Selasa, 03 Oktober 2017

Beautiful Desire - 06

NOT FOR UNDERAGE


"Daddy!" Elsa memekik riang melihat wajah ayahnya di layar laptop. Bola matanya berbinar cerah seperti anak kecil yang menemukan mainan baru.

Matahari belum menyapa, hanya saja ketika Elsa terbangun dan mendapati 23 missed call di ponselnya dan itu semua berasal dari ayahnya, ia memutuskan untuk langsung menghubungi ayahnya. Harusnya semalam ia melakukannya, tapi keberadaan Rexan mengganggunya. Sekarang lelaki itu masih tidur, dan Elsa bisa leluasa berskype ria dengan orang tuanya tanpa diganggu.

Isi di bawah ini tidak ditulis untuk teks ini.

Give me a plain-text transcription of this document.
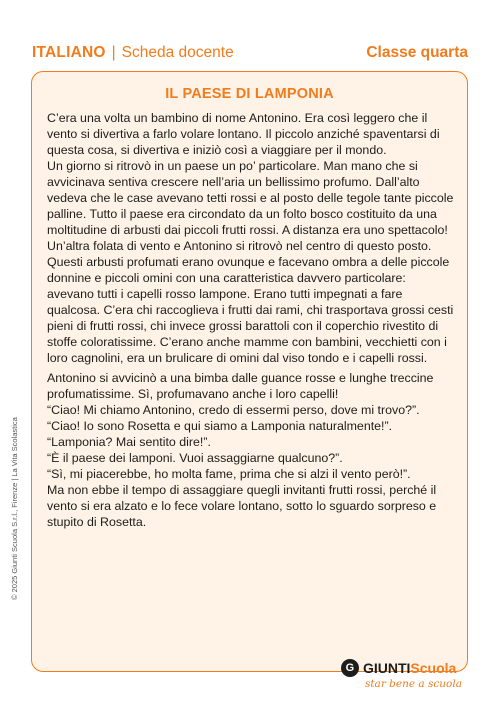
ITALIANO | Scheda docente	Classe quarta
IL PAESE DI LAMPONIA

C’era una volta un bambino di nome Antonino. Era così leggero che il vento si divertiva a farlo volare lontano. Il piccolo anziché spaventarsi di questa cosa, si divertiva e iniziò così a viaggiare per il mondo.

Un giorno si ritrovò in un paese un po’ particolare. Man mano che si avvicinava sentiva crescere nell’aria un bellissimo profumo. Dall’alto vedeva che le case avevano tetti rossi e al posto delle tegole tante piccole palline. Tutto il paese era circondato da un folto bosco costituito da una moltitudine di arbusti dai piccoli frutti rossi. A distanza era uno spettacolo!

Un’altra folata di vento e Antonino si ritrovò nel centro di questo posto. Questi arbusti profumati erano ovunque e facevano ombra a delle piccole donnine e piccoli omini con una caratteristica davvero particolare: avevano tutti i capelli rosso lampone. Erano tutti impegnati a fare qualcosa. C’era chi raccoglieva i frutti dai rami, chi trasportava grossi cesti pieni di frutti rossi, chi invece grossi barattoli con il coperchio rivestito di stoffe coloratissime. C’erano anche mamme con bambini, vecchietti con i loro cagnolini, era un brulicare di omini dal viso tondo e i capelli rossi.

Antonino si avvicinò a una bimba dalle guance rosse e lunghe treccine profumatissime. Sì, profumavano anche i loro capelli!

“Ciao! Mi chiamo Antonino, credo di essermi perso, dove mi trovo?”.

“Ciao! Io sono Rosetta e qui siamo a Lamponia naturalmente!”.

“Lamponia? Mai sentito dire!”.

“È il paese dei lamponi. Vuoi assaggiarne qualcuno?”.

“Sì, mi piacerebbe, ho molta fame, prima che si alzi il vento però!”.

Ma non ebbe il tempo di assaggiare quegli invitanti frutti rossi, perché il vento si era alzato e lo fece volare lontano, sotto lo sguardo sorpreso e stupito di Rosetta.

© 2025 Giunti Scuola S.r.l., Firenze | La Vita Scolastica
G GIUNTI Scuola
star bene a scuola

"Jam berapa disana sweetheart? Kenapa terlihat gelap sekali?"

"Jam empat pagi." Elsa menunjukkan empat jarinya. "Dimana Mom?"

"Sedang di jalan. Kenapa tak kamu hidupkan lampunya sayang? Dad tak puas hanya dengan melihat wajahmu." ayahnya mengernyit.

Elsa tergeragap. Menghidupkan lampu? Mati! Elsa tak mau ayahnya tahu ada seorang lelaki tidur di kamarnya. Bisa-bisa ayahnya murka dan segera terbang ke Indonesia hanya untuk memarahinya.

"B-baiklah, aku akan pindah ke ruang tamu saja." tapi gerakan Elsa tertahan oleh lengan Rexan yang menggapai pinggangnya.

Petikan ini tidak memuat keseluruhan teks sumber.